The upgrade requires 27 GB space on the CM server node and 20 GB on every other instance. If space is insufficient on your Data Lake, upgrade will not be permitted.

Limitations

Note the following limitations for the Data Lake upgrade:

  • Data Lake upgrade does not include the upgrade of the FreeIPA software or the operating system on the instance(s) running FreeIPA. To upgrade FreeIPA, see Upgrade FreeIPA.

  • Data Lake resizing (for example, moving from a light duty to a medium duty Data Lake) during an upgrade is not supported.

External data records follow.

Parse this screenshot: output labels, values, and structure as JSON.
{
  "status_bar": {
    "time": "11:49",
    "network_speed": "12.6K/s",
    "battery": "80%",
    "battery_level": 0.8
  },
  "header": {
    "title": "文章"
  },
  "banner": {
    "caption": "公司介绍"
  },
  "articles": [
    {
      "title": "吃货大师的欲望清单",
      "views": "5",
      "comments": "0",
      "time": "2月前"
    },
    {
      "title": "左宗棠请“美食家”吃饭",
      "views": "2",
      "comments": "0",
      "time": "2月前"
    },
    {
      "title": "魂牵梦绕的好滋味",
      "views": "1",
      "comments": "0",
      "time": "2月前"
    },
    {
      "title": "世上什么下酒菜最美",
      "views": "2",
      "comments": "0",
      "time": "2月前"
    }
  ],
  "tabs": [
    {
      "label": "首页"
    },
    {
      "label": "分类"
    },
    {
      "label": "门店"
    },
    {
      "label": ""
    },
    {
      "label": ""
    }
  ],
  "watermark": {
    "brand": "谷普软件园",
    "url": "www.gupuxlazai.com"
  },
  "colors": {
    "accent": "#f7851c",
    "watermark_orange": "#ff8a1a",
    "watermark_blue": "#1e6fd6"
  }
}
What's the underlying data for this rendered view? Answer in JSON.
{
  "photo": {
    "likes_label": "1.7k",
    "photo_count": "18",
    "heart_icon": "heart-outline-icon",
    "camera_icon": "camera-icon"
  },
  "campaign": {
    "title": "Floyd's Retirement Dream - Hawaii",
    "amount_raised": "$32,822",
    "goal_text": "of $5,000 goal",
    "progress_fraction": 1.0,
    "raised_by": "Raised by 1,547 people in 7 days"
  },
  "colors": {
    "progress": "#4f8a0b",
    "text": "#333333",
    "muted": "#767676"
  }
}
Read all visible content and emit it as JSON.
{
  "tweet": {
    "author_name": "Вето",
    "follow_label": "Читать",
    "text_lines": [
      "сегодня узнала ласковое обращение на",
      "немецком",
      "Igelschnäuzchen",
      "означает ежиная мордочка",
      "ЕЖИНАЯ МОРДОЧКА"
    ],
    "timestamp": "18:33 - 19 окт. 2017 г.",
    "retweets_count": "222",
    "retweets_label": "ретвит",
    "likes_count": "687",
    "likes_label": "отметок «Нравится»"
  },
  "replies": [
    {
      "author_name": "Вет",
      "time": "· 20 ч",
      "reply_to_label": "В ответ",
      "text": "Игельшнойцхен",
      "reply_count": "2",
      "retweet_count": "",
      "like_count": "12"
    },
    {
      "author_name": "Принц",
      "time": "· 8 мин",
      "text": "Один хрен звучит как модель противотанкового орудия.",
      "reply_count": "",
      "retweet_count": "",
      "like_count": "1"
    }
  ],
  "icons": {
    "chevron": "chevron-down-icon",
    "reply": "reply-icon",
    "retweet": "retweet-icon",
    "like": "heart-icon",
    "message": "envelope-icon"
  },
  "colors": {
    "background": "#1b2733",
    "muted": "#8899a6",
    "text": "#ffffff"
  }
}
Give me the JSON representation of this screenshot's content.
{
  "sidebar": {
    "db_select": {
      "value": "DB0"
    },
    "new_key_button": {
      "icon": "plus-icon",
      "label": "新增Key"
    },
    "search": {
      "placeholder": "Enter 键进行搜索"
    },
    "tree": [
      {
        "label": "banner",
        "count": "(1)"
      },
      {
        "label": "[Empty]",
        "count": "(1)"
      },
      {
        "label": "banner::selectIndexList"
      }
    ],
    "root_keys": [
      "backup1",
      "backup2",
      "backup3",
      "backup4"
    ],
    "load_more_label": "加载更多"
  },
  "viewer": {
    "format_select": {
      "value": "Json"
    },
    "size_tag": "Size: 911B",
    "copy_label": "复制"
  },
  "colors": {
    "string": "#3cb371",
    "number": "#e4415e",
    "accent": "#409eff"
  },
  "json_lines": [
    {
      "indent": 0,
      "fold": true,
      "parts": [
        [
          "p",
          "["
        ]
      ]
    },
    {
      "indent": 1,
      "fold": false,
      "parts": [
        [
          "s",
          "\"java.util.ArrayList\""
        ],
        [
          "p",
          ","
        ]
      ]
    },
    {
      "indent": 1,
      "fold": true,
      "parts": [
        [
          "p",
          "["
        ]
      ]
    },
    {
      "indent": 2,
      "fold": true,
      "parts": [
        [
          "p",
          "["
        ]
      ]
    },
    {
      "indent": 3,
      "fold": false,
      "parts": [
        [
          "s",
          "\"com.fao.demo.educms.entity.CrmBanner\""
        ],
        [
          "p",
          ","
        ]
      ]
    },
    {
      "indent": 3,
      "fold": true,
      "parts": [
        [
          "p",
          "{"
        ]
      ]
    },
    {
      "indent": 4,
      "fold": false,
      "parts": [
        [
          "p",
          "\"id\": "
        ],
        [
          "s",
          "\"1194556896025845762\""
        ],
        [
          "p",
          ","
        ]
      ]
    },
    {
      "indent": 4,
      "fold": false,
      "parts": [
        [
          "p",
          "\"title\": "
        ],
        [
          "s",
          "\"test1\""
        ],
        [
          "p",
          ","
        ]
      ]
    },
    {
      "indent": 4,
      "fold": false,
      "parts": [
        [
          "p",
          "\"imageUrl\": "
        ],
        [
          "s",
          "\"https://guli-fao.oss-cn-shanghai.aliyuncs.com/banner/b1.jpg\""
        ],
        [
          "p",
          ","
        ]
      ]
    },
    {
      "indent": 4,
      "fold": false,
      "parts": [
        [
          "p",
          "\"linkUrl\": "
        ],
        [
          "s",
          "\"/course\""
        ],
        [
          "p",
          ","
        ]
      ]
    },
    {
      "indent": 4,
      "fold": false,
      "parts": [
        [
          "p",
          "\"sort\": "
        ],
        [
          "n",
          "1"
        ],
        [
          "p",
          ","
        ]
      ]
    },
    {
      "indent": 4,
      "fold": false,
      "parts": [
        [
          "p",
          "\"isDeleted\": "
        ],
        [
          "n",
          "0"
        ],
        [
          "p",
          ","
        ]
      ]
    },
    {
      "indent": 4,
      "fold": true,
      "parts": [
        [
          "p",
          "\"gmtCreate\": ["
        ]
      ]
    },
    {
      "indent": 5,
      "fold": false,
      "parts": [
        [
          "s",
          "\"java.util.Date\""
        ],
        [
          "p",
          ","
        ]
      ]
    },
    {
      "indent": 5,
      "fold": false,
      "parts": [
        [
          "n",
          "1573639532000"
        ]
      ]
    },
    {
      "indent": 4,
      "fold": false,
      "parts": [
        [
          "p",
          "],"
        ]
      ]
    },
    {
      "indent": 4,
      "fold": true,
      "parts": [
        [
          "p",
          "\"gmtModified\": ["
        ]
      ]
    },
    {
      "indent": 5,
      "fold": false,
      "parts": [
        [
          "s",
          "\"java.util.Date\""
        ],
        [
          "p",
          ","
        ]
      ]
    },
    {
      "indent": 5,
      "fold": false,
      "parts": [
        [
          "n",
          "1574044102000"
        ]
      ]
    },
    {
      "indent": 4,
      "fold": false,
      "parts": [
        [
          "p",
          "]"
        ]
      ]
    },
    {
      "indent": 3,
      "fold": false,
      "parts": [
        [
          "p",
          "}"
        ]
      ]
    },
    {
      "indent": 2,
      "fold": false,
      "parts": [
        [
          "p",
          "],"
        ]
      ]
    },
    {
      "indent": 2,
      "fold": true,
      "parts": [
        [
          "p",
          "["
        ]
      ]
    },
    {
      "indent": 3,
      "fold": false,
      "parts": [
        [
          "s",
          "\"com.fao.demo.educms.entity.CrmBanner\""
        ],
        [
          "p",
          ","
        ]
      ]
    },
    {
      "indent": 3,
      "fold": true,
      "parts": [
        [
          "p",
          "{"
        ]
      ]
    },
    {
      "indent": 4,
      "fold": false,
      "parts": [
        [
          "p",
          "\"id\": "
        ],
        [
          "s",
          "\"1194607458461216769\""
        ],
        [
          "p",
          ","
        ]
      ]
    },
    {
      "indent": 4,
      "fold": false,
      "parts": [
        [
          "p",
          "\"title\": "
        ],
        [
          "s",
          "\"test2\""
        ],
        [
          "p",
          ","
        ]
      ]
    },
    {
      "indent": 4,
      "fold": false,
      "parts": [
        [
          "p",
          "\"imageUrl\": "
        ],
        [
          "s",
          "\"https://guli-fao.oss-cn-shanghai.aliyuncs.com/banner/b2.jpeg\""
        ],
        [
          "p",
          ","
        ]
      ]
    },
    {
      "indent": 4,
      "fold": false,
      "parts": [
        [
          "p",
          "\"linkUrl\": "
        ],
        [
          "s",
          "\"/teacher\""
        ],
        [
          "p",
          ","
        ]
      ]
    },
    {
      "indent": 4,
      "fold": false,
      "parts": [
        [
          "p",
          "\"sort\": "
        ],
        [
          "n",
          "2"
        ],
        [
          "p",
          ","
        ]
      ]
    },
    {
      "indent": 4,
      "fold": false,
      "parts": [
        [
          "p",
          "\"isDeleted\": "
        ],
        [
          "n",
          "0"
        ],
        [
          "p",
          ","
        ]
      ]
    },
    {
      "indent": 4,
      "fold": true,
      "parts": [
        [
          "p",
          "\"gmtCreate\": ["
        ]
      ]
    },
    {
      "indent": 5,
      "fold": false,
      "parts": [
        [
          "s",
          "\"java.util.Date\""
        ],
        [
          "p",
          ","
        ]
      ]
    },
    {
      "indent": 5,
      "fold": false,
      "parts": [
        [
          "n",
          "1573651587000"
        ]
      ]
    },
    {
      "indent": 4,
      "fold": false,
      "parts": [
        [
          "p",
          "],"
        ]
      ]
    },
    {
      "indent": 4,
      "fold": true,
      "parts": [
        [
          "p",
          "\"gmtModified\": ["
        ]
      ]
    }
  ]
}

  • Before being able to upgrade to Cloudera Runtime 7.3.1, you need to upgrade Data Lakes and all Cloudera Data Hub databases to a to PostgreSQL 14.
  • When upgrading the Data Lake from Cloudera Runtime 7.2.17 to 7.2.18 or 7.3.1, if Iceberg metadata is required to be captured in Atlas, then do not use mixed versions (7.2.18 or 7.3.1 Data Lake with 7.2.17 Cloudera Data Hub), as the mismatch in the Iceberg models between 7.2.17 and 7.2.18 or 7.3.1 can cause problems.
  • If a Data Lake has attached Data Hubs that are not eligible for upgrade, the Data Lake itself is not eligible for upgrade. You must delete any Data Hubs that are ineligible for upgrade before proceeding with the Data Lake upgrade. See Data Hub Upgrade for more information about which Data Hubs are eligible for upgrade.

  • Service pack upgrades for RAZ-enabled Data Lakes are available only for Runtime versions 7.2.7+.

  • Major/minor version upgrades for RAZ-enabled Data Lakes are available only for Runtime versions 7.2.12+.

  • A Data Lake must be using Runtime 7.2.17 to be eligible for CentOS to RHEL upgrade. If you do not see the option to upgrade from CentOS to RHEL, ensure that your Data Lake is using Runtime 7.2.17.

  • Runtime 7.2.18 and newer do not support Medium Duty Data Lake shape and no upgrades are possible from 7.2.17 to 7.2.18 without doing a resize operation on the Data Lake prior to upgrading to 7.2.18.